Migrate UK recommendations
The UK government will be reluctant to verify or comment on any of the leaked information above. Current Home Office policy dictates that nothing has changed and that EU ‘qualified persons’ residing in the UK continue to benefit from free movement rights. However, the leaked document clearly outlines the vision for change so it is important that EU citizens and family members check their eligibility for both Permanent Residency AND British Naturalisation applications. A valid and qualifying British Naturalisation application must be submitted before the official EU exit date in order to avoid being subject to an ‘Immigration Status’ under proposed UK law.
For employers, it is important to identify their EU citizen workers and where possible ascertain when they entered the UK and became a ‘qualified person’ (employed, self-employed, work seeker, student, self-sufficient). This will enable an employer to effectively map out the future of their employees as new immigration legislation is announced.

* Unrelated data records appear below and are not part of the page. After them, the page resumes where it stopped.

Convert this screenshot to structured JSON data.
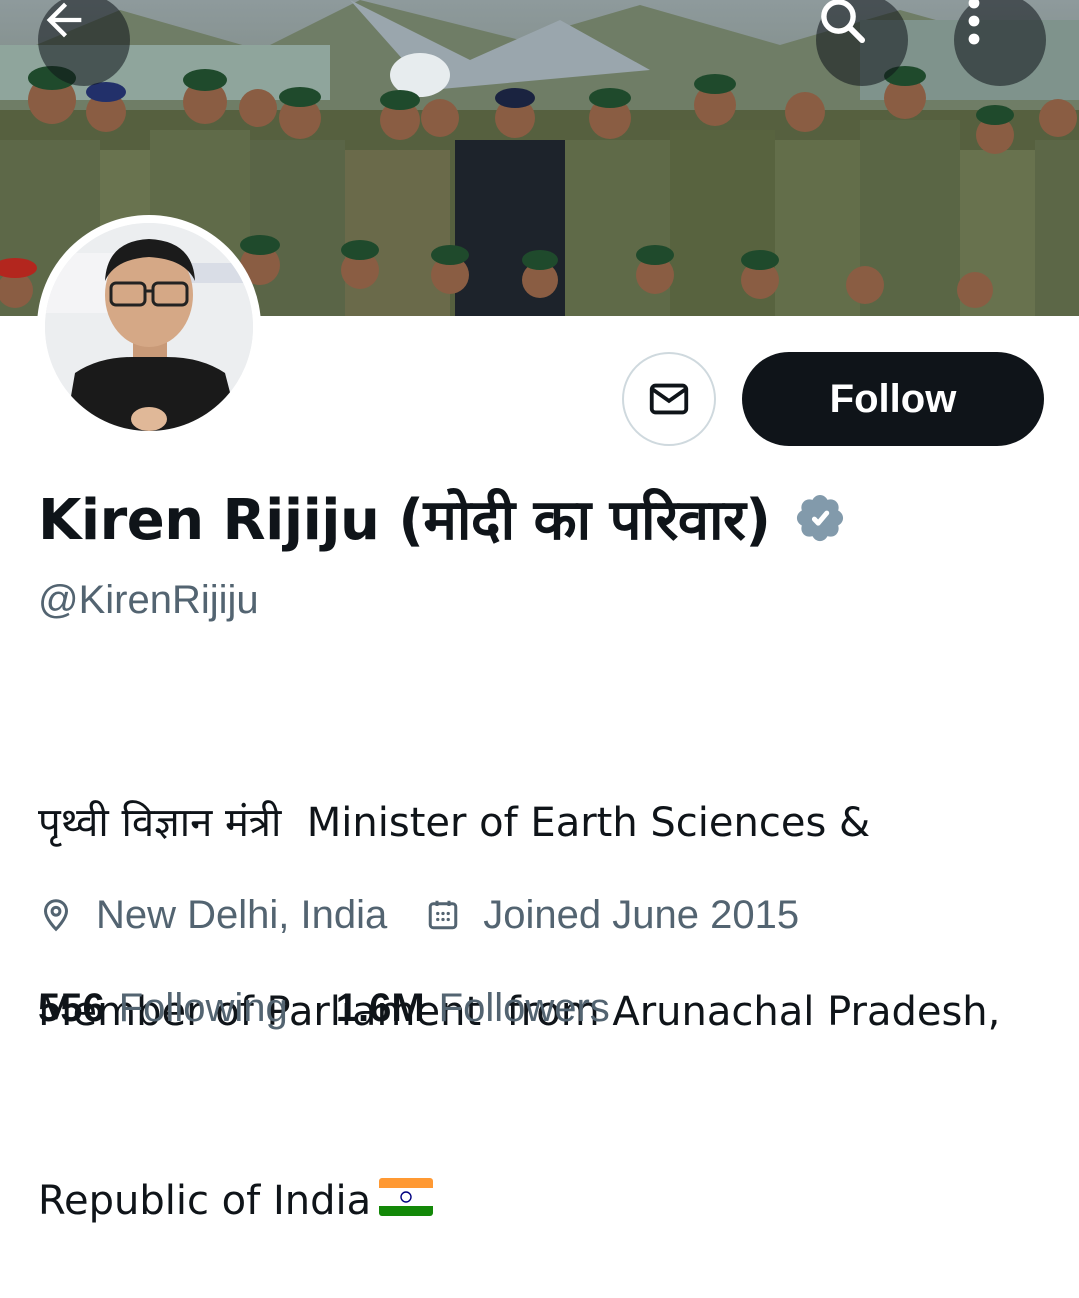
{
  "header": {
    "back_icon": "arrow-left-icon",
    "search_icon": "search-icon",
    "more_icon": "more-vertical-icon"
  },
  "banner": {
    "description_icon": "group-photo-banner"
  },
  "actions": {
    "message_icon": "envelope-icon",
    "follow_label": "Follow"
  },
  "profile": {
    "display_name": "Kiren Rijiju (मोदी का परिवार)",
    "verified_icon": "verified-badge-icon",
    "handle": "@KirenRijiju",
    "bio_lines": [
      "पृथ्वी विज्ञान मंत्री  Minister of Earth Sciences &",
      "Member of Parliament  from Arunachal Pradesh,",
      "Republic of India"
    ],
    "bio_flag_icon": "india-flag-icon",
    "location": "New Delhi, India",
    "joined": "Joined June 2015"
  },
  "stats": {
    "following_count": "556",
    "following_label": "Following",
    "followers_count": "1.6M",
    "followers_label": "Followers"
  },
  "colors": {
    "text_primary": "#0f1419",
    "text_secondary": "#536471",
    "verified_badge": "#829aab",
    "follow_bg": "#0f1419"
  }
}
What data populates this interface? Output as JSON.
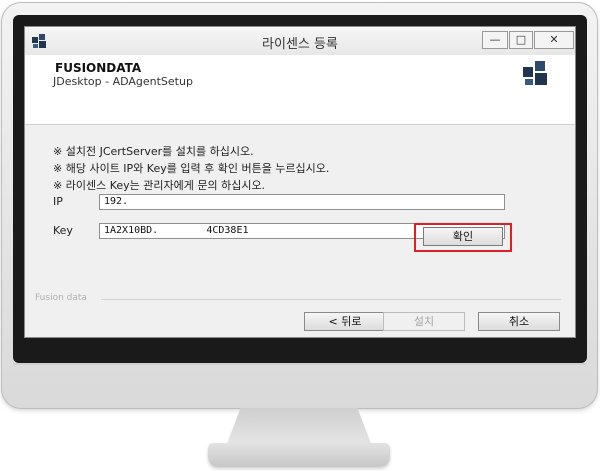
{
  "window": {
    "title": "라이센스 등록",
    "minimize_label": "—",
    "maximize_label": "□",
    "close_label": "✕"
  },
  "header": {
    "company": "FUSIONDATA",
    "subtitle": "JDesktop - ADAgentSetup"
  },
  "notices": [
    "※ 설치전 JCertServer를 설치를 하십시오.",
    "※ 해당 사이트 IP와 Key를 입력 후 확인 버튼을 누르십시오.",
    "※ 라이센스 Key는 관리자에게 문의 하십시오."
  ],
  "form": {
    "ip_label": "IP",
    "ip_value": "192.",
    "key_label": "Key",
    "key_value": "1A2X10BD.        4CD38E1",
    "confirm_label": "확인"
  },
  "footer": {
    "label": "Fusion data",
    "back_label": "< 뒤로",
    "install_label": "설치",
    "cancel_label": "취소"
  },
  "colors": {
    "highlight": "#e02020",
    "brand_dark": "#1f3550"
  }
}
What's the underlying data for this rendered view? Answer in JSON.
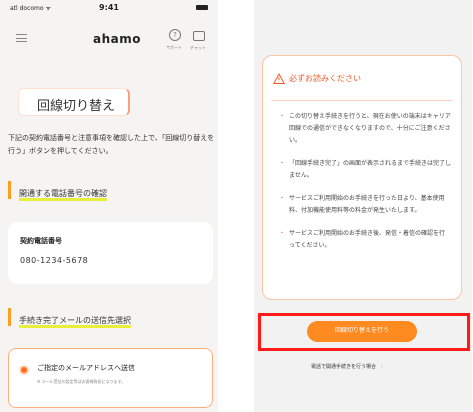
{
  "left": {
    "status": {
      "carrier": "atl docomo ᯤ",
      "time": "9:41"
    },
    "header": {
      "logo": "ahamo",
      "support_label": "サポート",
      "chat_label": "チャット",
      "support_icon": "question-icon",
      "chat_icon": "chat-icon"
    },
    "page_title": "回線切り替え",
    "lead": "下記の契約電話番号と注意事項を確認した上で、「回線切り替えを行う」ボタンを押してください。",
    "section1": "開通する電話番号の確認",
    "contract": {
      "label": "契約電話番号",
      "number": "080-1234-5678"
    },
    "section2": "手続き完了メールの送信先選択",
    "option": {
      "title": "ご指定のメールアドレスへ送信",
      "note": "※ メール受信の設定等はお客様負担になります。"
    }
  },
  "right": {
    "notice": {
      "title": "必ずお読みください",
      "items": [
        "この切り替え手続きを行うと、現在お使いの端末はキャリア回線での通信ができなくなりますので、十分にご注意ください。",
        "「回線手続き完了」の画面が表示されるまで手続きは完了しません。",
        "サービスご利用開始のお手続きを行った日より、基本使用料、付加機能使用料等の料金が発生いたします。",
        "サービスご利用開始のお手続き後、発信・着信の確認を行ってください。"
      ]
    },
    "cta": "回線切り替えを行う",
    "phone_link": "電話で開通手続きを行う場合"
  },
  "colors": {
    "accent": "#ff8a1f",
    "warning": "#f35c2d",
    "highlight": "#e7ef3b",
    "red_frame": "#ff1a1a"
  }
}
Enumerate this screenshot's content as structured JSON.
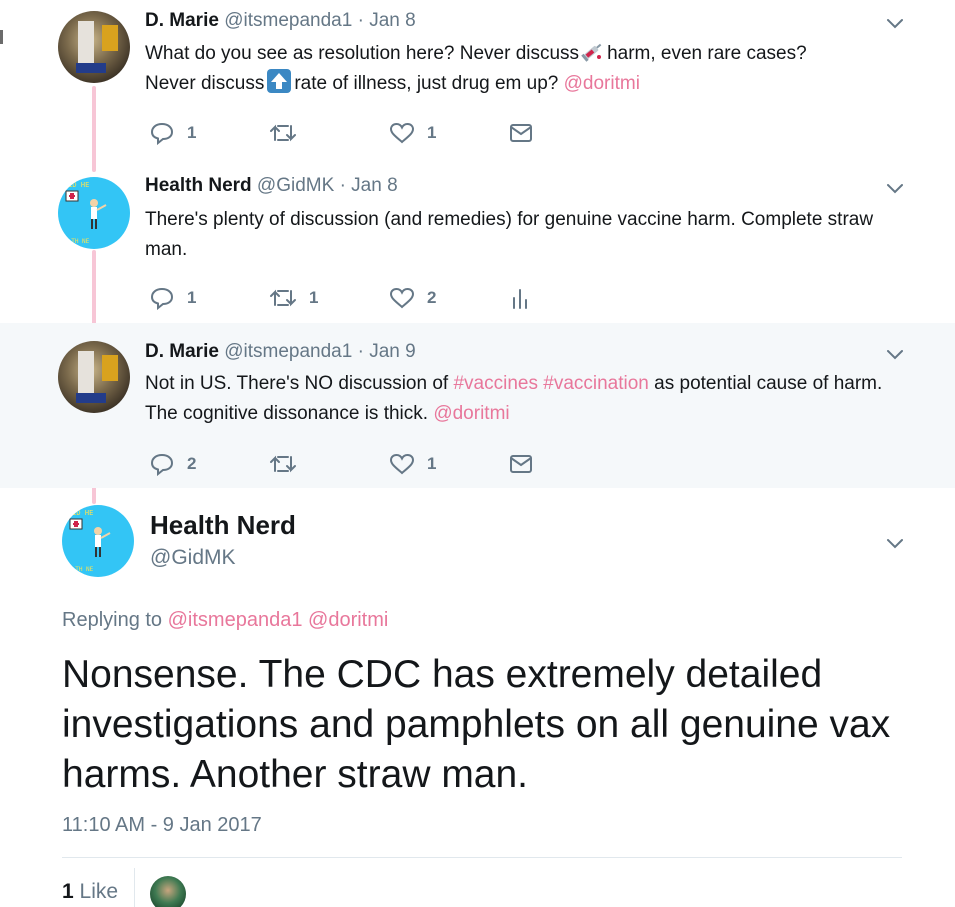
{
  "tweets": [
    {
      "name": "D. Marie",
      "handle": "@itsmepanda1",
      "date": "Jan 8",
      "text_parts": [
        "What do you see as resolution here? Never discuss",
        "harm, even rare cases?",
        "Never discuss",
        "rate of illness, just drug em up?"
      ],
      "mention": "@doritmi",
      "emojis": [
        "syringe-icon",
        "up-arrow-icon"
      ],
      "actions": {
        "replies": "1",
        "retweets": "",
        "likes": "1"
      }
    },
    {
      "name": "Health Nerd",
      "handle": "@GidMK",
      "date": "Jan 8",
      "text": "There's plenty of discussion (and remedies) for genuine vaccine harm. Complete straw man.",
      "actions": {
        "replies": "1",
        "retweets": "1",
        "likes": "2"
      }
    },
    {
      "name": "D. Marie",
      "handle": "@itsmepanda1",
      "date": "Jan 9",
      "text_before": "Not in US. There's NO discussion of",
      "hashtags": [
        "#vaccines",
        "#vaccination"
      ],
      "text_after": "as potential cause of harm. The cognitive dissonance is thick.",
      "mention": "@doritmi",
      "actions": {
        "replies": "2",
        "retweets": "",
        "likes": "1"
      }
    }
  ],
  "main_tweet": {
    "name": "Health Nerd",
    "handle": "@GidMK",
    "replying_label": "Replying to",
    "replying_to": [
      "@itsmepanda1",
      "@doritmi"
    ],
    "text": "Nonsense. The CDC has extremely detailed investigations and pamphlets on all genuine vax harms. Another straw man.",
    "timestamp": "11:10 AM - 9 Jan 2017",
    "like_count": "1",
    "like_label": "Like"
  },
  "colors": {
    "link": "#e8779b",
    "thread_line": "#f7c6d6",
    "muted": "#657786",
    "highlight_bg": "#f5f8fa"
  }
}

For family members of EU citizens; employers will need to check the resident permits of a family member of EU national if they wish to work in the UK. Therefore, this will not only effect the EU citizen working in the UK, it will also affect their EU or non-EU family member.
However, employers must remember that family members of low-skilled EU citizens will be less likely to be permitted entry into the UK, therefore, acting as a deterrent for EU citizens on low skilled jobs to enter the UK initially; as oppose to highly-skilled workers whom will have been awarded a residence permit between 3-5 years.